His print works, including Guston Babys room from 2014 and the Brand New Paint Job series, extend this dialogue across media. The Brand New Paint Job works, produced as archival pigment prints mounted on Dibond, apply the visual language of famous modernist painters including Franz Kline to familiar three dimensional forms drawn from digital environments and popular culture. The Paul Klee Aztec Artefact continues this mode of cultural collision, layering art historical reference against vernacular internet imagery with a lightness of touch that belies the sophistication of the underlying thinking. These prints reward close looking and sustained engagement, and they wear their erudition without ostentation.

Jon Rafman — NAD (Swerveman Carrara)

Jon Rafman

NAD (Swerveman Carrara), 2014

For collectors, Rafman's market presents a genuinely compelling proposition. His work spans a range of media, scales, and price points, making entry into his practice accessible at multiple levels. The early sculptures in photopolymer resin and the archival prints represent strong starting points, while the Carrara marble works carry the weight of permanent, museum quality acquisition. Rafman sits in conversation with artists who similarly mine the space between technological systems and human experience, figures such as Harm van den Dorpel, Artie Vierkant, and Hito Steyerl, as well as earlier conceptualists who interrogated the relationship between image, object, and institutional context.

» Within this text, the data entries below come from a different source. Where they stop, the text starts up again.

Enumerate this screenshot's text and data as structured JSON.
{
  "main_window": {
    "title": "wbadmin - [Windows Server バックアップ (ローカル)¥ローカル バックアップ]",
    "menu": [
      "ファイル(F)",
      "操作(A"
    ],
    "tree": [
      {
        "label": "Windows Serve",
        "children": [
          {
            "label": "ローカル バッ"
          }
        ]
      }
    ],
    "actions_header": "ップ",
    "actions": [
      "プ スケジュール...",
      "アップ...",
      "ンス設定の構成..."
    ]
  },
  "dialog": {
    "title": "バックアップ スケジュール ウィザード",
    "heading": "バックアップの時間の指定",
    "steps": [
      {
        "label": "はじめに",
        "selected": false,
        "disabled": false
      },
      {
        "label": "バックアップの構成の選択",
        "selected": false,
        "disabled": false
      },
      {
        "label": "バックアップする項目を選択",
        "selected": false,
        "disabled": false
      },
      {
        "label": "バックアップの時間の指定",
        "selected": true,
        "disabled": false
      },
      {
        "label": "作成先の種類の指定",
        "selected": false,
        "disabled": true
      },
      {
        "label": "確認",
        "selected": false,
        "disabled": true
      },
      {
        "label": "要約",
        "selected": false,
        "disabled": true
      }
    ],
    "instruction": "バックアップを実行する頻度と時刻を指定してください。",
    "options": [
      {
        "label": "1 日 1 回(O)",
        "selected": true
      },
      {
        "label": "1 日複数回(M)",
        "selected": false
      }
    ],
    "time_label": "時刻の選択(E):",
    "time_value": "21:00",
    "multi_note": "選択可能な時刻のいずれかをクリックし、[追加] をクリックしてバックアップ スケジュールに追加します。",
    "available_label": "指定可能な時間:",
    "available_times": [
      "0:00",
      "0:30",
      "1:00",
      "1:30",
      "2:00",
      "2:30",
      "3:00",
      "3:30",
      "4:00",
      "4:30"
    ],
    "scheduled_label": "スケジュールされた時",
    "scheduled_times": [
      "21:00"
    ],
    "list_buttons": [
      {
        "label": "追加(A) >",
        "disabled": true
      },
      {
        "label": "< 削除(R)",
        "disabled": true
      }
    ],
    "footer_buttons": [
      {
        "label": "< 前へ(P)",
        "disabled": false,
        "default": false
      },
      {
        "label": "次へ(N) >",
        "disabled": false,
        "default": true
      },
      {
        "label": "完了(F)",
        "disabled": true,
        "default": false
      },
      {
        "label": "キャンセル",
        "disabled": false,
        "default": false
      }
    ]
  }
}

His closest art historical cousins might be found in the appropriation artists of the 1980s, yet his work reaches beyond appropriation toward something more genuinely generative. What makes Rafman matter today, in a cultural moment saturated with commentary on digital life, is the quality of his attention. He does not approach the internet as a critic from the outside but as someone who has spent serious time within its structures and found there something worthy of genuine artistic investigation. His works do not moralize or warn.

They illuminate. They find the longing, the humor, the melancholy, and the occasional grace that move through these systems alongside the data. That is a rare and valuable thing, and it is what ensures that work made in 2013 or 2014 continues to feel urgent and alive well into the present decade.